We used flow cytometry in order to test the viability of our split TP901-1 and we were delighted to validate some viable split sites. In the presence of an inducer, the protein halves dimerized and we were able to regain the TP901-1 integrase activity, validating these split sites as functional. TP901-1 catalyzes inversion reactions, and our flow cytometry experiment involved having our dimerized split TP901-1 flip an otherwise unexpressed fluorescent protein, leading to the expression of said fluorescent protein. Our results showed that there were indeed some TP901-1 splits that would lead to expression of this fluorescent reporter, and we were able to conclude that these split sites were viable, since we were able to regain the original activity of the TP901-1 protein. Below are some viable TP901-1 splits in the FKBP-FRB-Rapalog system.

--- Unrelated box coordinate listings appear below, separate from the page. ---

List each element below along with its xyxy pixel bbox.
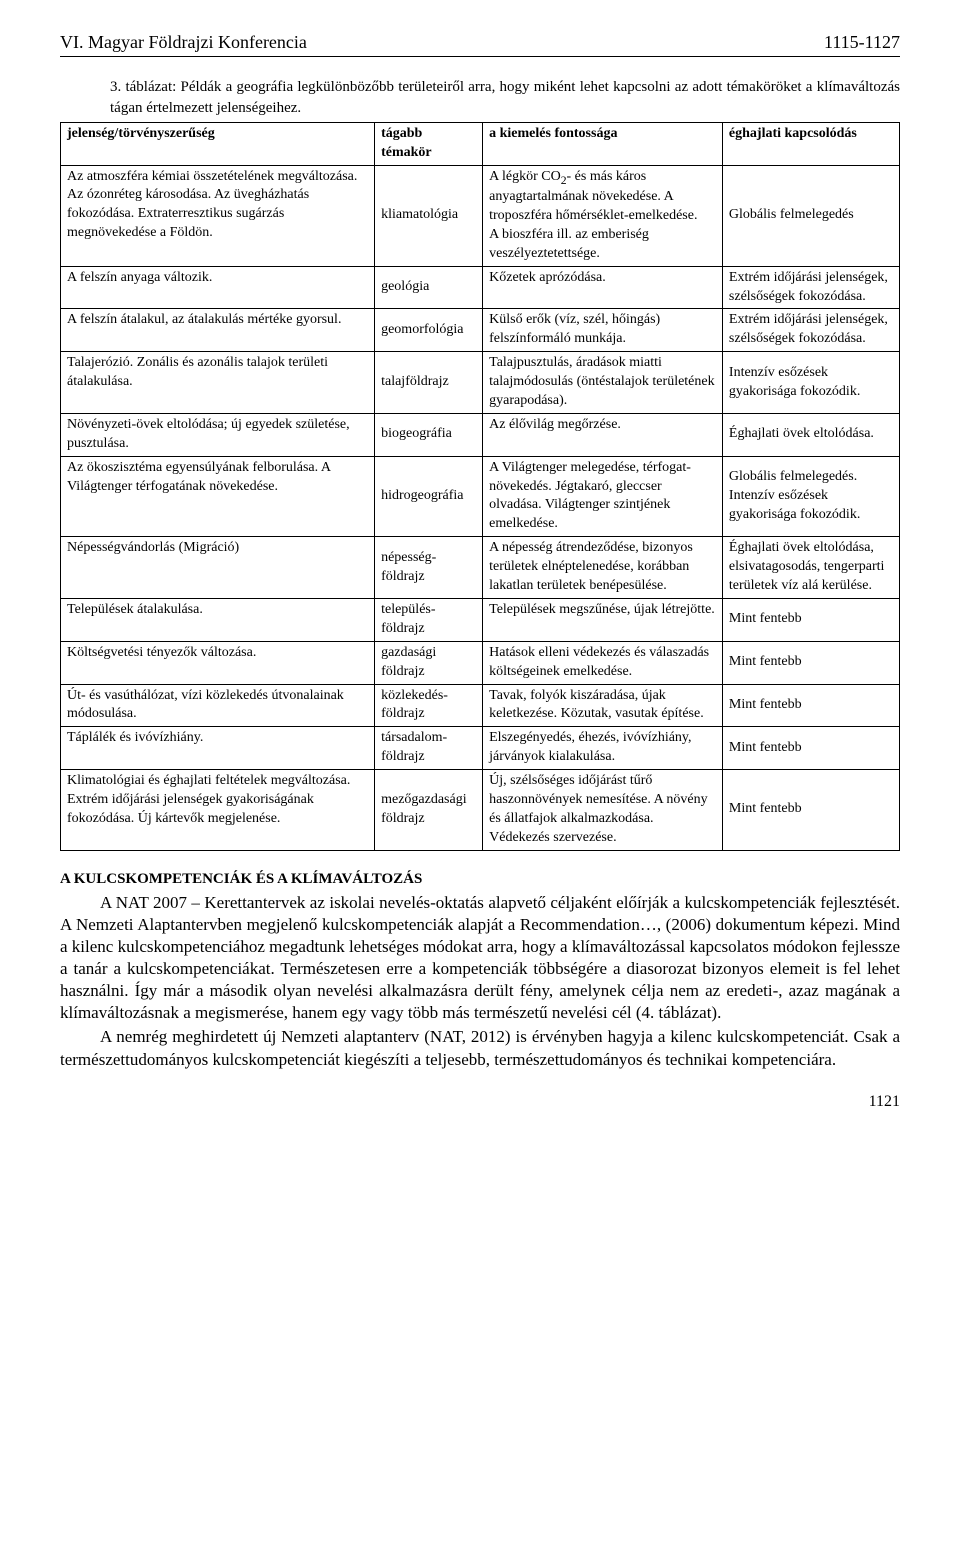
cell-topic: mezőgazdasági földrajz — [375, 770, 483, 851]
cell-phenomenon: Talajerózió. Zonális és azonális talajok… — [61, 352, 375, 414]
cell-importance: Hatások elleni védekezés és válaszadás k… — [483, 641, 723, 684]
table-row: Növényzeti-övek eltolódása; új egyedek s… — [61, 413, 900, 456]
cell-phenomenon: A felszín átalakul, az átalakulás mérték… — [61, 309, 375, 352]
cell-topic: gazdasági földrajz — [375, 641, 483, 684]
header-left: VI. Magyar Földrajzi Konferencia — [60, 30, 307, 54]
cell-topic: geológia — [375, 266, 483, 309]
cell-climate-link: Extrém időjárási jelenségek, szélsőségek… — [722, 266, 899, 309]
cell-topic: geomorfológia — [375, 309, 483, 352]
climate-table: jelenség/törvényszerűség tágabb témakör … — [60, 122, 900, 851]
table-row: Települések átalakulása.település-földra… — [61, 598, 900, 641]
cell-phenomenon: Költségvetési tényezők változása. — [61, 641, 375, 684]
cell-importance: Talajpusztulás, áradások miatti talajmód… — [483, 352, 723, 414]
table-row: Az ökoszisztéma egyensúlyának felborulás… — [61, 456, 900, 537]
cell-climate-link: Mint fentebb — [722, 641, 899, 684]
page-number: 1121 — [60, 1091, 900, 1113]
cell-phenomenon: A felszín anyaga változik. — [61, 266, 375, 309]
table-caption: 3. táblázat: Példák a geográfia legkülön… — [110, 77, 900, 118]
cell-phenomenon: Az atmoszféra kémiai összetételének megv… — [61, 165, 375, 266]
section-heading: A KULCSKOMPETENCIÁK ÉS A KLÍMAVÁLTOZÁS — [60, 869, 900, 889]
cell-climate-link: Extrém időjárási jelenségek, szélsőségek… — [722, 309, 899, 352]
table-row: Táplálék és ivóvízhiány.társadalom-földr… — [61, 727, 900, 770]
table-row: Talajerózió. Zonális és azonális talajok… — [61, 352, 900, 414]
cell-phenomenon: Az ökoszisztéma egyensúlyának felborulás… — [61, 456, 375, 537]
cell-topic: biogeográfia — [375, 413, 483, 456]
cell-importance: A Világtenger melegedése, térfogat-növek… — [483, 456, 723, 537]
body-p2: A nemrég meghirdetett új Nemzeti alaptan… — [60, 1026, 900, 1070]
table-row: Népességvándorlás (Migráció)népesség-föl… — [61, 537, 900, 599]
th-1: tágabb témakör — [375, 122, 483, 165]
cell-phenomenon: Táplálék és ivóvízhiány. — [61, 727, 375, 770]
cell-climate-link: Mint fentebb — [722, 770, 899, 851]
cell-phenomenon: Klimatológiai és éghajlati feltételek me… — [61, 770, 375, 851]
cell-importance: Települések megszűnése, újak létrejötte. — [483, 598, 723, 641]
cell-climate-link: Éghajlati övek eltolódása. — [722, 413, 899, 456]
cell-topic: kliamatológia — [375, 165, 483, 266]
th-3: éghajlati kapcsolódás — [722, 122, 899, 165]
cell-phenomenon: Népességvándorlás (Migráció) — [61, 537, 375, 599]
cell-importance: A légkör CO2- és más káros anyagtartalmá… — [483, 165, 723, 266]
table-row: Út- és vasúthálózat, vízi közlekedés útv… — [61, 684, 900, 727]
cell-importance: Tavak, folyók kiszáradása, újak keletkez… — [483, 684, 723, 727]
cell-importance: A népesség átrendeződése, bizonyos terül… — [483, 537, 723, 599]
cell-phenomenon: Települések átalakulása. — [61, 598, 375, 641]
cell-topic: társadalom-földrajz — [375, 727, 483, 770]
cell-climate-link: Mint fentebb — [722, 598, 899, 641]
cell-topic: talajföldrajz — [375, 352, 483, 414]
table-row: Az atmoszféra kémiai összetételének megv… — [61, 165, 900, 266]
th-0: jelenség/törvényszerűség — [61, 122, 375, 165]
table-row: A felszín anyaga változik.geológiaKőzete… — [61, 266, 900, 309]
table-row: Költségvetési tényezők változása.gazdasá… — [61, 641, 900, 684]
cell-topic: hidrogeográfia — [375, 456, 483, 537]
cell-topic: közlekedés-földrajz — [375, 684, 483, 727]
cell-importance: Elszegényedés, éhezés, ivóvízhiány, járv… — [483, 727, 723, 770]
body-p1: A NAT 2007 – Kerettantervek az iskolai n… — [60, 892, 900, 1025]
cell-importance: Kőzetek aprózódása. — [483, 266, 723, 309]
header-right: 1115-1127 — [824, 30, 900, 54]
cell-climate-link: Globális felmelegedés — [722, 165, 899, 266]
th-2: a kiemelés fontossága — [483, 122, 723, 165]
table-row: A felszín átalakul, az átalakulás mérték… — [61, 309, 900, 352]
cell-phenomenon: Út- és vasúthálózat, vízi közlekedés útv… — [61, 684, 375, 727]
cell-phenomenon: Növényzeti-övek eltolódása; új egyedek s… — [61, 413, 375, 456]
cell-climate-link: Mint fentebb — [722, 684, 899, 727]
cell-importance: Új, szélsőséges időjárást tűrő haszonnöv… — [483, 770, 723, 851]
table-row: Klimatológiai és éghajlati feltételek me… — [61, 770, 900, 851]
cell-climate-link: Globális felmelegedés. Intenzív esőzések… — [722, 456, 899, 537]
cell-topic: népesség-földrajz — [375, 537, 483, 599]
cell-climate-link: Éghajlati övek eltolódása, elsivatagosod… — [722, 537, 899, 599]
cell-climate-link: Mint fentebb — [722, 727, 899, 770]
cell-climate-link: Intenzív esőzések gyakorisága fokozódik. — [722, 352, 899, 414]
cell-importance: Az élővilág megőrzése. — [483, 413, 723, 456]
cell-topic: település-földrajz — [375, 598, 483, 641]
cell-importance: Külső erők (víz, szél, hőingás) felszínf… — [483, 309, 723, 352]
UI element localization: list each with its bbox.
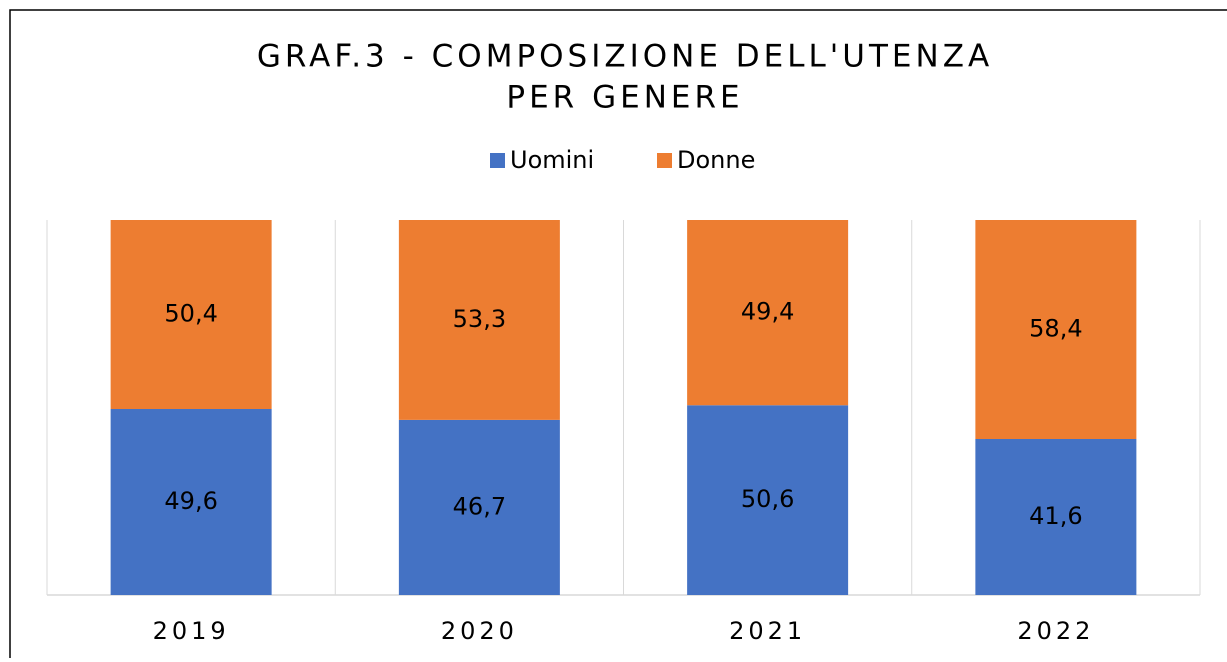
x-tick-label: 2022 xyxy=(1017,617,1094,645)
data-label: 49,4 xyxy=(741,298,794,326)
data-label: 53,3 xyxy=(453,305,506,333)
bar-segment xyxy=(687,405,849,595)
data-label: 46,7 xyxy=(453,492,506,520)
bar-segment xyxy=(398,220,560,420)
chart-title: PER GENERE xyxy=(506,80,743,116)
data-label: 41,6 xyxy=(1029,502,1082,530)
legend-label: Donne xyxy=(677,146,755,174)
chart-frame xyxy=(9,9,1227,662)
chart-title: GRAF.3 - COMPOSIZIONE DELL'UTENZA xyxy=(257,39,993,75)
data-label: 49,6 xyxy=(164,487,217,515)
bar-segment xyxy=(110,409,272,595)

Not only were we able to characterize several different split sites as functional, but we also tested these split sites out with different inducers and in different orientations of dimerization domains. We further optimized our split TP901-1 prototype by finding the optimal conditions for which to create a successful split with robust activation activity.
While this split methodology has been applied to other proteins, TP901-1 has never been split before, so our prototype is the first of its kind. Our prototype also shows the feasibility of our model and our experimental design, and we realize that our workflow can also be extended to create other new split protein prototypes.